-- Preclinical data continues to demonstrate PAS-004's potentially superior properties as compared to FDA approved MEK inhibitors --

-- Once daily dose of PAS-004 delivers anti-tumor efficacy in in vivo NRAS mutation cancer models --

SOUTH SAN FRANCISCO, Calif. and MIAMI, Dec.  11, 2023  (GLOBE NEWSWIRE) -- Pasithea Therapeutics Corp. (NASDAQ: KTTA) ("Pasithea" or the "Company"), a biotechnology company focused on the discovery, research, and development of innovative treatments for Central Nervous System (CNS) disorders, today announced positive preclinical results from two in vivo studies evaluating the anti-tumor efficacy of PAS-004 in NRAS mutation cancer xenograft models.

In the first study, PAS-004 exhibited dose-dependent anti-tumor efficacy in the lung cancer NCI-H1299 cell-line-derived xenograft model. PAS-004 at dose levels of 10 mg/kg and 5 mg/kg, once daily, significantly inhibited tumor growth as compared to vehicle control. The anti-tumor efficacy of PAS-004, when taken at equivalent doses was shown to be superior to that of binimetinib and selumetinib.

In the second study, PAS-004 exhibited dose-dependent anti-tumor efficacy in the liver cancer xHepG2 cell-line-derived xenograft model. PAS-004 at dose levels of 10 mg/kg and 5 mg/kg, once daily, produced signigicant antitumor activities as compared to vehicle control. The anti-tumor efficacy of PAS-004, when taken at equivalent doses was shown to be similar to that of binimetinib and superior to that of selumetinib.

These studies were conducted to provide further support of PAS-004 ahead of the Company's planned first-in-human Phase 1 open-label dose escalation trial in patients with MAPK pathway-driven advanced solid tumors harboring RAS, RAF or NF1 mutations or patients who have failed BRAF/MEK inhibition. The Phase I study is expected to start as early as the first quarter of 2024, following acceptance of the Company's Investigational New Drug Application (IND) with the FDA.

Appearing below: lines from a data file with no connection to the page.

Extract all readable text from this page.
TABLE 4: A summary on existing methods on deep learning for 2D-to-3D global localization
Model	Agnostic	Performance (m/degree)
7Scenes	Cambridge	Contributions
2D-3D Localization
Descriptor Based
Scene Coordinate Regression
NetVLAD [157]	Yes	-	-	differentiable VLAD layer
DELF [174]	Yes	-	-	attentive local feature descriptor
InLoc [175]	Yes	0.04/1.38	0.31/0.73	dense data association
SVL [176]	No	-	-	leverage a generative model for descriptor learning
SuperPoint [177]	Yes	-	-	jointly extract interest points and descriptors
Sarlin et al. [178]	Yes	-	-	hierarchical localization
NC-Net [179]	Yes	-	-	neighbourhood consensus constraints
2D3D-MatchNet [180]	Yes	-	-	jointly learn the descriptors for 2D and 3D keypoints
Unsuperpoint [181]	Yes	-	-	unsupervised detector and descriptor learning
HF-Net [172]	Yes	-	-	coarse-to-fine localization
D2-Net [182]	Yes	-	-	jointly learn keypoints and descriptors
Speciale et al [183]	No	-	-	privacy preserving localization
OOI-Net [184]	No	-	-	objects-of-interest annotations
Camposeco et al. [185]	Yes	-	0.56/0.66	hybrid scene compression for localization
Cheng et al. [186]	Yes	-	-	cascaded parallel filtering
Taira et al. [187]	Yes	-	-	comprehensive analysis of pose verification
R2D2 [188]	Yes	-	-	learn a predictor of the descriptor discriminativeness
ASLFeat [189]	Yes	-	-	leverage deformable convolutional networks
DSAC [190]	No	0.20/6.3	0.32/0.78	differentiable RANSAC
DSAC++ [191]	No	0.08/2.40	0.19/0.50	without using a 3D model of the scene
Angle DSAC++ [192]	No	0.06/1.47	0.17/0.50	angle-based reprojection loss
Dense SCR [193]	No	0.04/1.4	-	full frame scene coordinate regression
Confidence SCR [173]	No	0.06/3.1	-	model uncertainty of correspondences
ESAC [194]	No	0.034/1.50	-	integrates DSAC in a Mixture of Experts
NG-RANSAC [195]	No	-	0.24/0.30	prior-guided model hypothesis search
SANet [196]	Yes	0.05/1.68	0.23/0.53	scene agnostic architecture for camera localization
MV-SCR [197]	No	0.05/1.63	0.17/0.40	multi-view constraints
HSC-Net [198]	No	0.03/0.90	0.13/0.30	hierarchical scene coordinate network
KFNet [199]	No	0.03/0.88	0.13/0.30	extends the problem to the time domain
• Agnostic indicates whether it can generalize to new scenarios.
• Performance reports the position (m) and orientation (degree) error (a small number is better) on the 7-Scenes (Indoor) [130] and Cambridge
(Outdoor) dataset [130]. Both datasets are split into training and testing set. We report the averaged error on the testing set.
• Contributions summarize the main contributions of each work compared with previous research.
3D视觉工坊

"PAS-004, with its macrocyclic chemical structure, has demonstrated optimal drug like properties and dose-dependent response in vivo across several preclinical cancer, LMNA cardiomyopathy and neurofibromatosis type 1 (NF1) models," commented Dr. Graeme Currie, Chief Development Officer of Pasithea. "Sustained suppression of extracellular signal-regulated kinases (pERK) is necessary to drive efficacy in both cancer and other RASopathies, such as NF1. Our current modeling suggests we will have a longer half-life in humans than existing MEK inhibitors and when coupled with our preclinical profile, we believe a once-a-day or less frequent dosing regimen is likely to be achieved for PAS-004, which we hope will lead to improved compliance when compared to existing therapies, as well as better combinability with other cancer agents," concluded Dr. Currie.